The shape of the resulting matrix is equal to the rows of the first matrix and the columns of the second matrix. The order of matrices must be decided as per the requirements of the problem.

4.3 Arithmetic operations

Numpy arrays support arithmetic operators like +, -, *, etc. We can perform an arithmetic operation on an array either with a single number (also called scalar) or with another array of the same shape. However, we cannot perform an arithmetic operation on an array with an array of a different shape.

Below are some examples of arithmetic operations on arrays.

#Defining two arrays of the same shape
arr1 = np.array([[1, 2, 3, 4], 
                 [5, 6, 7, 8], 
                 [9, 1, 2, 3]])
arr2 = np.array([[11, 12, 13, 14], 
                 [15, 16, 17, 18], 
                 [19, 11, 12, 13]])

#Element-wise summation of arrays
arr1 + arr2

array([[12, 14, 16, 18],
       [20, 22, 24, 26],
       [28, 12, 14, 16]])

# Element-wise subtraction
arr2 - arr1

array([[10, 10, 10, 10],
       [10, 10, 10, 10],
       [10, 10, 10, 10]])

# Adding a scalar to an array adds the scalar to each element of the array
arr1 + 3

array([[ 4,  5,  6,  7],
       [ 8,  9, 10, 11],
       [12,  4,  5,  6]])

# Dividing an array by a scalar divides all elements of the array by the scalar
arr1 / 2

array([[0.5, 1. , 1.5, 2. ],
       [2.5, 3. , 3.5, 4. ],
       [4.5, 0.5, 1. , 1.5]])

# Element-wise multiplication
arr1 * arr2

array([[ 11,  24,  39,  56],
       [ 75,  96, 119, 144],
       [171,  11,  24,  39]])

# Modulus operator with scalar
arr1 % 4

array([[1, 2, 3, 0],
       [1, 2, 3, 0],
       [1, 1, 2, 3]], dtype=int32)

4.4 Broadcasting

Broadcasting allows arithmetic operations between two arrays with different numbers of dimensions but compatible shapes.

The Broadcasting documentation succinctly explains it as the following:

“The term broadcasting describes how NumPy treats arrays with different shapes during arithmetic operations. Subject to certain constraints, the smaller array is broadcast across the larger array so that they have compatible shapes. Broadcasting provides a means of vectorizing array operations so that looping occurs in C instead of Python. It does this without making needless copies of data and usually leads to efficient algorithm implementations.”

The example below shows the broadcasting of two arrays.

arr1 = np.array([[1, 2, 3, 4], 
                 [5, 6, 7, 8], 
                 [9, 1, 2, 3]])
arr2 = np.array([4, 5, 6, 7])

arr1 + arr2

array([[ 5,  7,  9, 11],
       [ 9, 11, 13, 15],
       [13,  6,  8, 10]])

When the expression arr1 + arr2 is evaluated, arr2 (which has the shape (4,)) is replicated three times to match the shape (3, 4) of arr1. Numpy performs the replication without actually creating three copies of the smaller dimension array, thus improving performance and using lower memory.

In the above addition of arrays, arr2 was stretched or broadcast to the shape of arr1. However, this broadcasting was possible only because the right dimension of both the arrays is 4, and the left dimension of one of the arrays is 1.
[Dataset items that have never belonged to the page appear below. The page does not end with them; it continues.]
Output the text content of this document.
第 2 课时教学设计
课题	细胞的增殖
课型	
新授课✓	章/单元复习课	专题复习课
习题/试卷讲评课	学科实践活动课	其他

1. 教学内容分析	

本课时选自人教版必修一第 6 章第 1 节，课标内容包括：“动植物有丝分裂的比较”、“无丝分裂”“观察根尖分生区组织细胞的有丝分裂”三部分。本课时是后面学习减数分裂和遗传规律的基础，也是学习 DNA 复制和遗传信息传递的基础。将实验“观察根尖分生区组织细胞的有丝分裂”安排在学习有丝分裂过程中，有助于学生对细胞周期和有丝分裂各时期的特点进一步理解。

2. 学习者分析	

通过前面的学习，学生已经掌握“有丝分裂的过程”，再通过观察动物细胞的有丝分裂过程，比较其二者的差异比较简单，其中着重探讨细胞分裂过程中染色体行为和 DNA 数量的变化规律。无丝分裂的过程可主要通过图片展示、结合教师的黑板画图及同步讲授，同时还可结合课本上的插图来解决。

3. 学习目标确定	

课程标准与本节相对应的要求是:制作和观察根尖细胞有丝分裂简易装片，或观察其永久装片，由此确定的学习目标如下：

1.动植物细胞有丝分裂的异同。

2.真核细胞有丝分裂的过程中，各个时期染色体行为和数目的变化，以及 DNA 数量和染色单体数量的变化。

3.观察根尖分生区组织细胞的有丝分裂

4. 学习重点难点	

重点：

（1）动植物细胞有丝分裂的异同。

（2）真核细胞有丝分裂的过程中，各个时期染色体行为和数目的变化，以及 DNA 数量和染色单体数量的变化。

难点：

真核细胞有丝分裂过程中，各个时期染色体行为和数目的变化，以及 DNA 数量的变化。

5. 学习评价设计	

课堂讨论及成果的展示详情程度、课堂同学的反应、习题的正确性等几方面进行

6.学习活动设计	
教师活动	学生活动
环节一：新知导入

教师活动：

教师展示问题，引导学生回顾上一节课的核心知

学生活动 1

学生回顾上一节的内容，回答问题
See the broadcasting documentation to understand the rules for broadcasting:

“When operating on two arrays, NumPy compares their shapes element-wise. It starts with the trailing (i.e. rightmost) dimensions and works its way left. Two dimensions are compatible when:

they are equal, or
one of them is 1”

If the rightmost dimension of arr2 is 3, broadcasting will not occur, as it is not equal to the rightmost dimension of arr1:

#Defining arr2 as an array of shape (3,)
arr2 = np.array([4, 5, 6])

#Broadcasting will not happen when the broadcasting rules are violated
arr1 + arr2

---------------------------------------------------------------------------
ValueError                                Traceback (most recent call last)
<ipython-input-24-d972d21b639e> in <module>
----> 1 arr1 + arr2

ValueError: operands could not be broadcast together with shapes (3,4) (3,)

4.5 Comparison

Numpy arrays support comparison operations like ==, !=, > etc. The result is an array of booleans.
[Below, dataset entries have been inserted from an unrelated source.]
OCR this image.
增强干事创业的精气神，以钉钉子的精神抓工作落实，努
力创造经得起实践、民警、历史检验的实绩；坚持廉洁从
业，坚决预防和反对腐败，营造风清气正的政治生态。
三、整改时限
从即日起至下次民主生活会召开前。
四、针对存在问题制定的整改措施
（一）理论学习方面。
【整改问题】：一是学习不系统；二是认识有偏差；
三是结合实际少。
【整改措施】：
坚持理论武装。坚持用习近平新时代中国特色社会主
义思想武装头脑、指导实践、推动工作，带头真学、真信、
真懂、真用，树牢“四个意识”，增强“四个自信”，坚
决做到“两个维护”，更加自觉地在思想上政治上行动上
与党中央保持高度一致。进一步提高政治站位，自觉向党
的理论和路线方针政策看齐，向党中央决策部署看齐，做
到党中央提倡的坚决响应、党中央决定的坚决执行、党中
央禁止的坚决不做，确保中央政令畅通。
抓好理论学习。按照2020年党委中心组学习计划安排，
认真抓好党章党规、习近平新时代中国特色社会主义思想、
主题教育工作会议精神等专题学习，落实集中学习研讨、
arr1 = np.array([[1, 2, 3], [3, 4, 5]])
arr2 = np.array([[2, 2, 3], [1, 2, 5]])

arr1 == arr2

array([[False,  True,  True],
       [False, False,  True]])

arr1 != arr2

array([[ True, False, False],
       [ True,  True, False]])

arr1 >= arr2

array([[False,  True,  True],
       [ True,  True,  True]])

arr1 < arr2

array([[ True, False, False],
       [False, False, False]])

Array comparison is frequently used to count the number of equal elements in two arrays using the sum method. Remember that True evaluates to 1 and False evaluates to 0 when booleans are used in arithmetic operations.

(arr1 == arr2).sum()

4.6 Concatenating arrays

Arrays can be concatenated along an axis with NumPy’s concatenate function. The axis argument specifies the dimension for concatenation. The arrays should have the same number of dimensions, and the same length along each axis except the axis used for concatenation.

The examples below show concatenation of arrays.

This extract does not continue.